2. we can use less then 4 byte, then the best way to impliment hash function will be to ignore first numbers, and use last (X4, X3.X4 or X2.X3.X4 dependence of how many memory we want to use) as hashkey.
We use only end of id address, because in real life ip addresses usually in one area have same first 3 digits, more over in one (home/work) network they usually have same 3*3 digits.
So collisions will be more evenly distributed if we skip first part.
Trie is how routing tables are stored. Best part about trie is there is no wasted space. And at each iteration (byte) you only bring in corresponding subtree into memory
Really? Trie has no 'wasted space'? 255 branches and only 2 IPs stored..will it be fully utilized?

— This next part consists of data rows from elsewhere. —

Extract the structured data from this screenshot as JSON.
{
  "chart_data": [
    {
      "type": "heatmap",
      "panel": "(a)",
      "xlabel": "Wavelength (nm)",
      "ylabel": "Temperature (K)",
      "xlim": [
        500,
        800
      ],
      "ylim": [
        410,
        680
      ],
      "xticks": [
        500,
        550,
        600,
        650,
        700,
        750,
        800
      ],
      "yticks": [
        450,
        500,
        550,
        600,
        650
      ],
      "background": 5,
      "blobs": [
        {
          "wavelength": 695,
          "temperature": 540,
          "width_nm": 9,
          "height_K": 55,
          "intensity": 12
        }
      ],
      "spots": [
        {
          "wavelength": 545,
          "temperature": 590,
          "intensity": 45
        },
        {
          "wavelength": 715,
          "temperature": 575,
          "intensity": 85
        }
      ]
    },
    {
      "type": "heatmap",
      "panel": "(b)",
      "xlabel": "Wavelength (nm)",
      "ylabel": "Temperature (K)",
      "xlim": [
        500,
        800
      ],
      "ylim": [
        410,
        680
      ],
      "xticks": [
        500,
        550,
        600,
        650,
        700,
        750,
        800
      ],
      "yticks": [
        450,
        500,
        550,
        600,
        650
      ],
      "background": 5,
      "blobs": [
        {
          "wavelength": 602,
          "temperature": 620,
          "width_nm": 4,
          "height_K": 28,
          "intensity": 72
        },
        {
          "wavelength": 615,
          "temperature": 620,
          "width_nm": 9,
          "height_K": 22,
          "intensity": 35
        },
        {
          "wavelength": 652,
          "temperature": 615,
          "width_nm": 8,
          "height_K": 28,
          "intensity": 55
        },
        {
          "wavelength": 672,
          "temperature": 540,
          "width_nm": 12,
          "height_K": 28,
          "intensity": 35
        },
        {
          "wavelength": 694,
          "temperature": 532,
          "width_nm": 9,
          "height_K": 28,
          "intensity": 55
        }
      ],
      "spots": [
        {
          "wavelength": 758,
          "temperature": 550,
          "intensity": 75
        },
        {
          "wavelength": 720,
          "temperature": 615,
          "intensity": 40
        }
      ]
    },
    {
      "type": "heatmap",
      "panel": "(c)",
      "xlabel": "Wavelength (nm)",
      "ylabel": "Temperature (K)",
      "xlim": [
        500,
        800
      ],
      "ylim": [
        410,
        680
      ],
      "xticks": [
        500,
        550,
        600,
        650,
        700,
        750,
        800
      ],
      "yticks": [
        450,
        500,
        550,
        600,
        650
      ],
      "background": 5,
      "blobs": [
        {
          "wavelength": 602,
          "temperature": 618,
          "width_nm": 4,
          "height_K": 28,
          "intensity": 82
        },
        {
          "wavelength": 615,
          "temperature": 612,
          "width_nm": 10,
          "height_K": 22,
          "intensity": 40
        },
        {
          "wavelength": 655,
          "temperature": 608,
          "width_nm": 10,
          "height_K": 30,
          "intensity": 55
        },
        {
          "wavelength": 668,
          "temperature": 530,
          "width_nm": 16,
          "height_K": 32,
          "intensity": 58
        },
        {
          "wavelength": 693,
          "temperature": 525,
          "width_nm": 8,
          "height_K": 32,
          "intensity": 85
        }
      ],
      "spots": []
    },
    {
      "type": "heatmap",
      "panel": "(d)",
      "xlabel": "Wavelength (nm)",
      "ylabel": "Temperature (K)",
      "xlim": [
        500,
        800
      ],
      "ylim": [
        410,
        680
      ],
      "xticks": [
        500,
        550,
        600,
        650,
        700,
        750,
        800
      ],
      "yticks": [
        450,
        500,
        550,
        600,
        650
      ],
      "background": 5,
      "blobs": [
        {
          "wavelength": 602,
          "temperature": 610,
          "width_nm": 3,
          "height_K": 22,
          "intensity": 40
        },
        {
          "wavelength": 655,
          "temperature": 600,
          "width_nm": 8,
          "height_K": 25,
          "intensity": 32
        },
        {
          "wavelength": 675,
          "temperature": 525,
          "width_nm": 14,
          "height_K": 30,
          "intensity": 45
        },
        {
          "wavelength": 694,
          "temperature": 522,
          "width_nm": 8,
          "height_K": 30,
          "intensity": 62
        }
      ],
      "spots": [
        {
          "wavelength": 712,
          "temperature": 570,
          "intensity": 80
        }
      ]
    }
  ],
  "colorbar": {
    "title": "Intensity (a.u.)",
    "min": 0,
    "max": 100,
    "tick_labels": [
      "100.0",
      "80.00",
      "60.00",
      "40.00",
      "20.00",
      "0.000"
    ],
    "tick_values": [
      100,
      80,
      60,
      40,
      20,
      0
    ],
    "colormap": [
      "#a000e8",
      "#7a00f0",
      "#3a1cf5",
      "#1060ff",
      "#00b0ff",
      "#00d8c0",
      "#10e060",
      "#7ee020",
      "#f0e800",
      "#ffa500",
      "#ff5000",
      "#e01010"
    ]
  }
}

it depends how much collisions you want, just take it as 32 bit unsigned number, then for example if I want to contain it in 5 bits itself do H(IP)=IP%31, if I want 6 bit I might do H(IP)=IP%61 something like thatbut of course the more you decrease the bits the more will be collisions so depends upon your application how much it can bear and how much space it can allocate
If we have 32 bits of data, we could enumerate all possible values (treated as an unsigned int), but we'd use too much space if we allocated for all of them. We only need enough space to store ~10 million ints. Depending on how many collisions we want to see, we can chop off some of the bits.
2^23 = 8 million
2^24 = 16 million
We could choose to only use the lower 23 or 24 bits of the addresses. I wouldn't choose the higher 24 bits because the variability is less.
Sticking with the lower 24 bits is nicer because we chop a whole byte off our 32 bit addresses, but it may be a better idea for memory reasons to stick with the lower 23 bits instead.
Maybe question is about creating hash table? Not hash function? For this we can use Bloom filter, if some false positives are allowed.
I guess a matrix of the type hash[4][32] can be used.
char hash[4][32]; /* set all fields to 0 */
Each byte index is a row number and each byte value gives bit index into particular entry.
void bitset(int i, unsigned char x)
{
int j = x>>3; /* divide x by 8 */
int bitpos = x%8 /* bit position */
x[i][j] |= (0x1 << bitpos);
}
void hash_insert(uint32_t n)
{
char *ip = n; /* n is numeric 32 bit IP address */
for(i = 0; i < 4 ; i++)
bitset(i, ip[i])
}
To delete is symmetric
void bitreset(int i, unsigned char x)
{
int j = x>>3; /* divide x by 8 */
int bitpos = x%8 /* bit position */
x[i][j] &= ~(0x1 << bitpos);
}
void hash_delete(uint32_t n)
{
char *ip = n; /* n is numeric 32 bit IP address */
for(i = 0; i < 4 ; i++)
bitunset(i, ip[i])
}
To search check if bit position is set or not
void isbitset(int i, unsigned char x)
{
int j = x>>3; /* divide x by 8 */
int bitpos = x%8 /* bit position */
return ( x[i][j] & (0x1 << bitpos) );
}
boolean hash_search(uint32_t n)
{
boolean found = true;
char *ip = n; /* n is numeric 32 bit IP address */
for(i = 0; i < 4 ; i++)
if( isbitset(i, ip[i]) == 1 )
continue;
else
{
found = false;
break;
}
return found;
}
All operations take O(1) and space is also O(1).
or we can use multilevel hashtable
- shsf October 31, 2013